RANT: Why I Hate Port a Potties
Yesterday, I was at the worksite and I just couldn't hold it in any longer. I went into our port-a-potty and sat down to poo. For anyone who has used port-a-potties a lot, you know that one of the terrible side effects, aside from the general grossness of port a potties, is the feeling of blue chemically laced pee/poo sludge water from previous users splashing back in/on your butt as you drop one from about three feet up.
To deal with this, I have come up with a variety of techniques, including my favorite, placing a little toilet paper raft into the poo hole to catch your poo and drop it gently into the vat of shit, however this isn't always possible when the shit vat has not yet changed phase from liquid --> solid sludge. I also try to shape my poo into longer logs in order to lessen the drop and reduce impact upon point of contact with liquid.
So there I was, trying to wiggle my butt into a long log of poop, when it broke off in the middle and *splash*, there goes the most vile filth splashing everywhere on my ass. It is times like this recently when I pause, sigh, and ask God why he does these things when I am trying to do good things for the world and be a good person.
I reach over to the toilet paper roll to wipe off this nastiness as best as I can, and as I do so, pause, sigh, and ask God why he does these things as I notice that there is no toilet paper in the port a potty.
After weighing my options for a few seconds, I realize I'm just going to have to zip up and deal.

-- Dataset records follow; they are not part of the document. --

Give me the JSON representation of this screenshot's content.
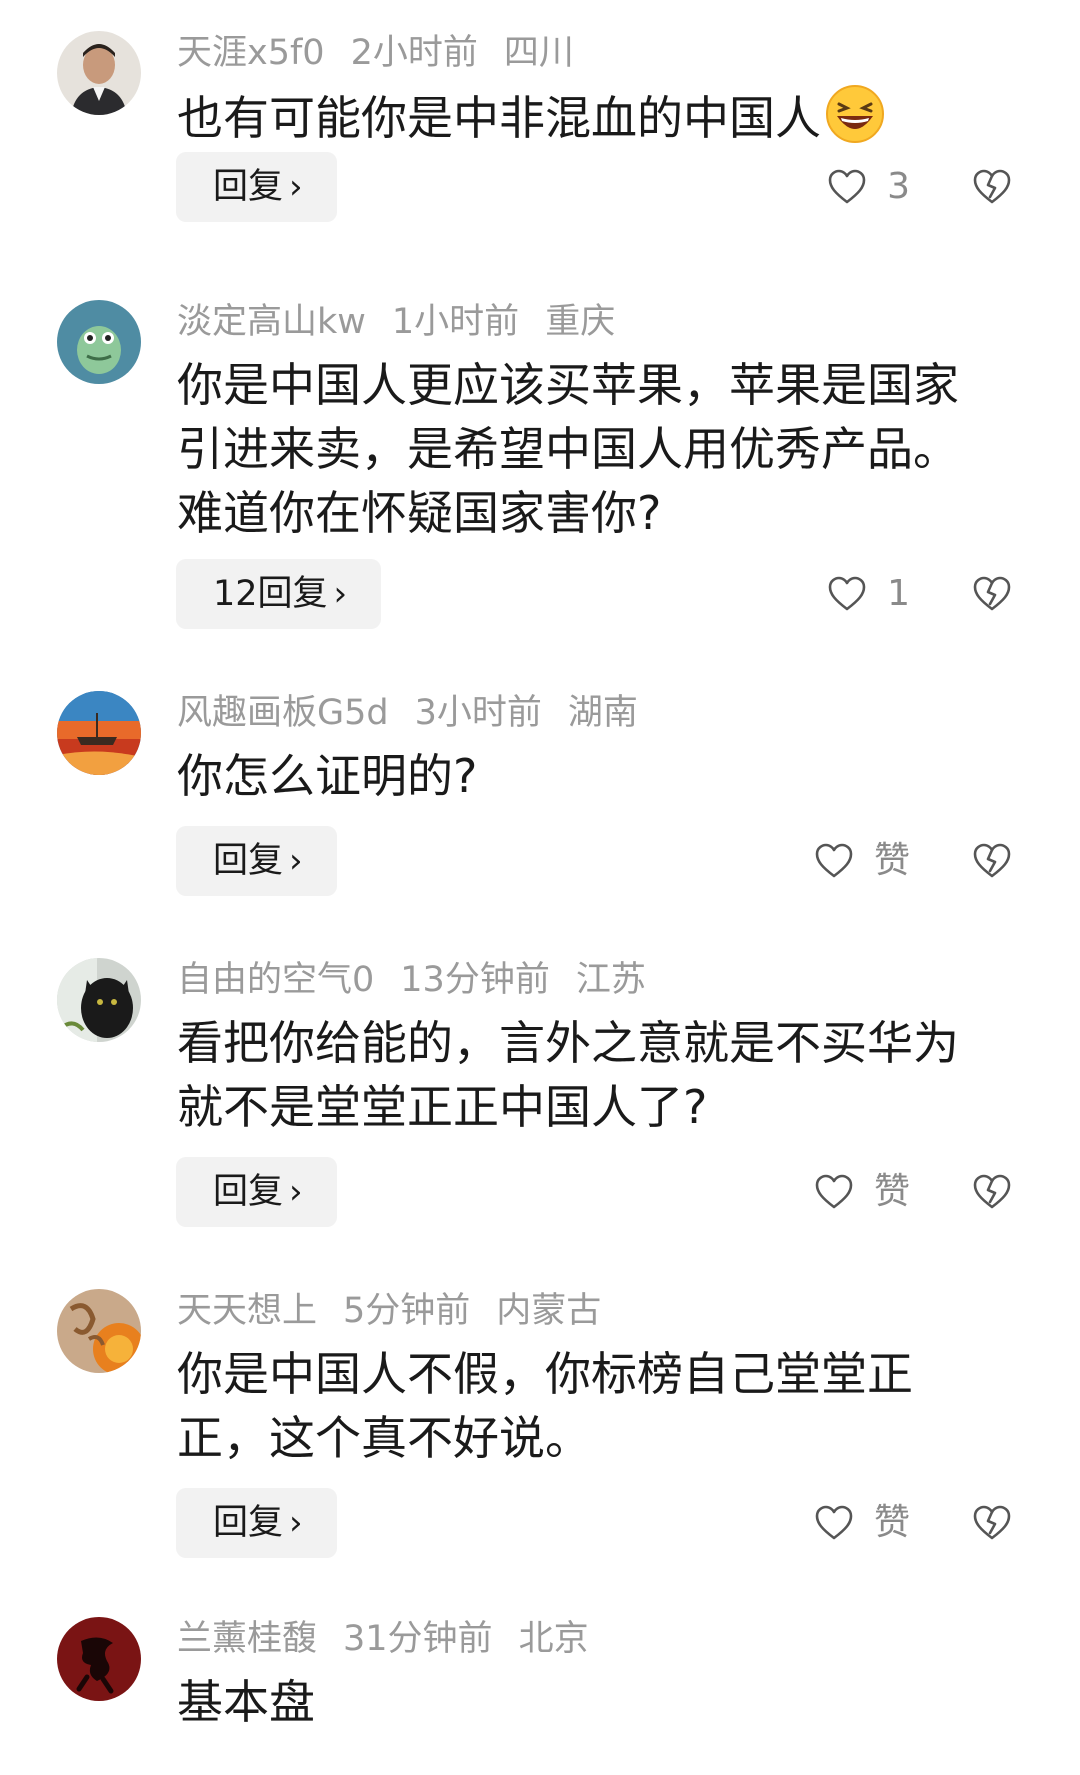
{
  "comments": [
    {
      "username": "天涯x5f0",
      "time": "2小时前",
      "location": "四川",
      "text": "也有可能你是中非混血的中国人",
      "has_emoji": true,
      "emoji_icon": "laughing-emoji-icon",
      "reply_label": "回复",
      "like_count": "3"
    },
    {
      "username": "淡定高山kw",
      "time": "1小时前",
      "location": "重庆",
      "text_lines": [
        "你是中国人更应该买苹果，苹果是国家",
        "引进来卖，是希望中国人用优秀产品。",
        "难道你在怀疑国家害你?"
      ],
      "reply_label": "12回复",
      "like_count": "1"
    },
    {
      "username": "风趣画板G5d",
      "time": "3小时前",
      "location": "湖南",
      "text": "你怎么证明的?",
      "reply_label": "回复",
      "like_count": "赞"
    },
    {
      "username": "自由的空气0",
      "time": "13分钟前",
      "location": "江苏",
      "text_lines": [
        "看把你给能的，言外之意就是不买华为",
        "就不是堂堂正正中国人了?"
      ],
      "reply_label": "回复",
      "like_count": "赞"
    },
    {
      "username": "天天想上",
      "time": "5分钟前",
      "location": "内蒙古",
      "text_lines": [
        "你是中国人不假，你标榜自己堂堂正",
        "正，这个真不好说。"
      ],
      "reply_label": "回复",
      "like_count": "赞"
    },
    {
      "username": "兰薰桂馥",
      "time": "31分钟前",
      "location": "北京",
      "text": "基本盘"
    }
  ],
  "icons": {
    "reply_chevron": "chevron-right-icon",
    "like": "heart-icon",
    "dislike": "broken-heart-icon"
  },
  "colors": {
    "meta_text": "#9a9a9a",
    "body_text": "#1a1a1a",
    "reply_bg": "#f2f2f2",
    "icon_stroke": "#555555"
  }
}
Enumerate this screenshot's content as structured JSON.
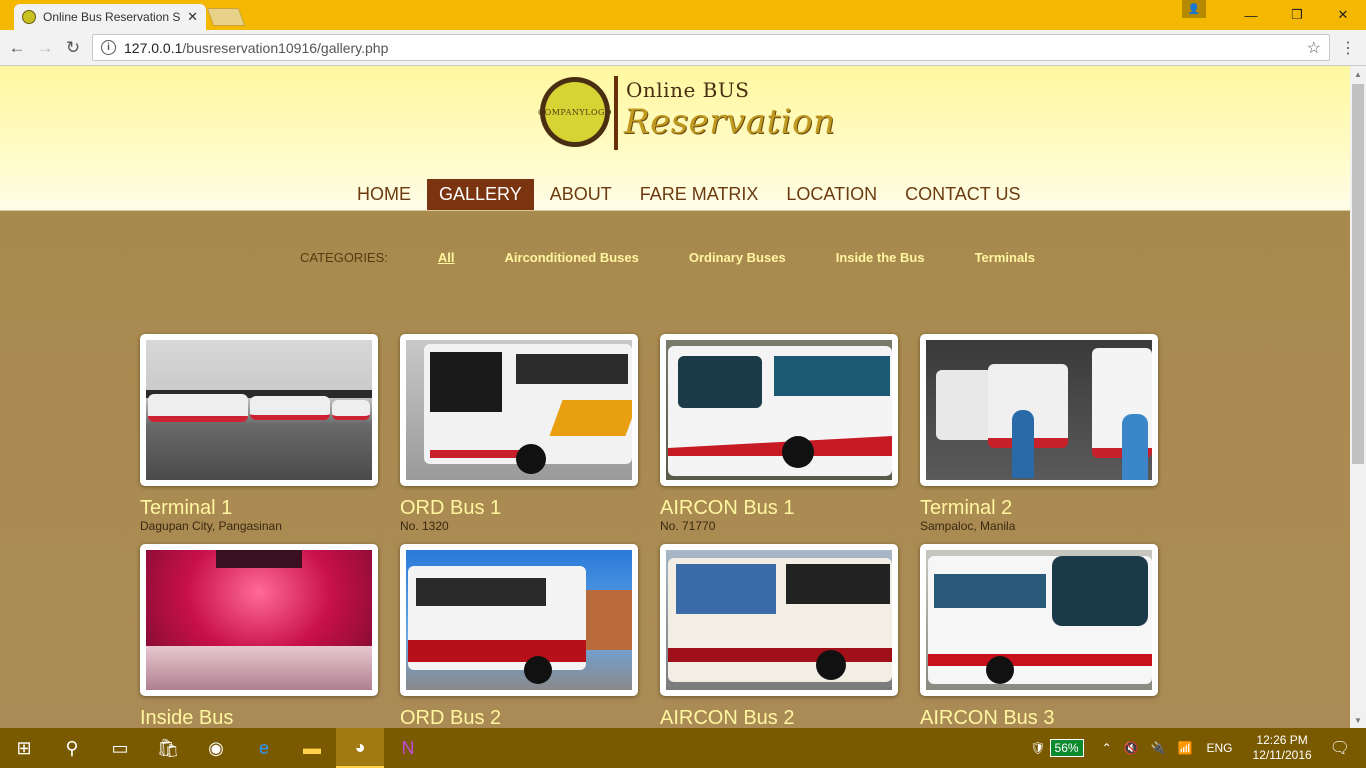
{
  "browser": {
    "tab_title": "Online Bus Reservation S",
    "url_host": "127.0.0.1",
    "url_path": "/busreservation10916/gallery.php"
  },
  "logo": {
    "line1": "COMPANY",
    "line2": "LOGO",
    "title_top": "Online BUS",
    "title_bottom": "Reservation"
  },
  "nav": {
    "items": [
      "HOME",
      "GALLERY",
      "ABOUT",
      "FARE MATRIX",
      "LOCATION",
      "CONTACT US"
    ],
    "active": "GALLERY"
  },
  "categories": {
    "label": "CATEGORIES:",
    "items": [
      "All",
      "Airconditioned Buses",
      "Ordinary Buses",
      "Inside the Bus",
      "Terminals"
    ]
  },
  "gallery": [
    {
      "title": "Terminal 1",
      "subtitle": "Dagupan City, Pangasinan"
    },
    {
      "title": "ORD Bus 1",
      "subtitle": "No. 1320"
    },
    {
      "title": "AIRCON Bus 1",
      "subtitle": "No. 71770"
    },
    {
      "title": "Terminal 2",
      "subtitle": "Sampaloc, Manila"
    },
    {
      "title": "Inside Bus",
      "subtitle": ""
    },
    {
      "title": "ORD Bus 2",
      "subtitle": ""
    },
    {
      "title": "AIRCON Bus 2",
      "subtitle": ""
    },
    {
      "title": "AIRCON Bus 3",
      "subtitle": ""
    }
  ],
  "taskbar": {
    "battery": "56%",
    "language": "ENG",
    "time": "12:26 PM",
    "date": "12/11/2016"
  },
  "colors": {
    "titlebar": "#f5b800",
    "nav_active": "#7a3410",
    "page_bg": "#a8874f",
    "caption": "#fff6a0"
  }
}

As I'm pulling up my pants, feeling this gross sludge drip down my leg, and having an existentialist moment questioning life, I walk ten feet over to our government van to see if there is any sort of paper product I can use to wipe up without my coworkers noticing.
I spend about five minutes looking around, and the most absorbent thing I have found up to this point is a bunch of crayola crayon wrappers, which I am seriously considering stripping off the crayons and using. However, a few moments later I spot out of the corner of my eye a cottonny-looking thing. It is a maxi pad.
"No, I can't do this," I think to myself. "This is beyond ridiculous." But ridiculous times cause for ridiculous deeds, and I think What Would MacGuyver Do as I grab the pad and go back to the port a potty. After wiping myself off, I look at this blue water stained, poo stained, pee stained maxi pad and think, "What on earth am I going to do with this thing?" I think back to high school chemistry class and buoyancy vs. density. Will this maxi pad float above the shit-water and mock me, being visible to everyone else who uses the port a potty for the rest of the week? Or will it sink mercifully to the bottom, hiding all evidence of my grossness? It is a tough and thoughtful decision, but eventually I guess that the pad will sink, and boy am I happy when I am right!
This temporary joy is fleeting, though, as I realize how pathetic I have become at being happy that my shit-stained maxi pad is sinking to my cheers and fist-pumping adulation - that is why I HATE port a potties.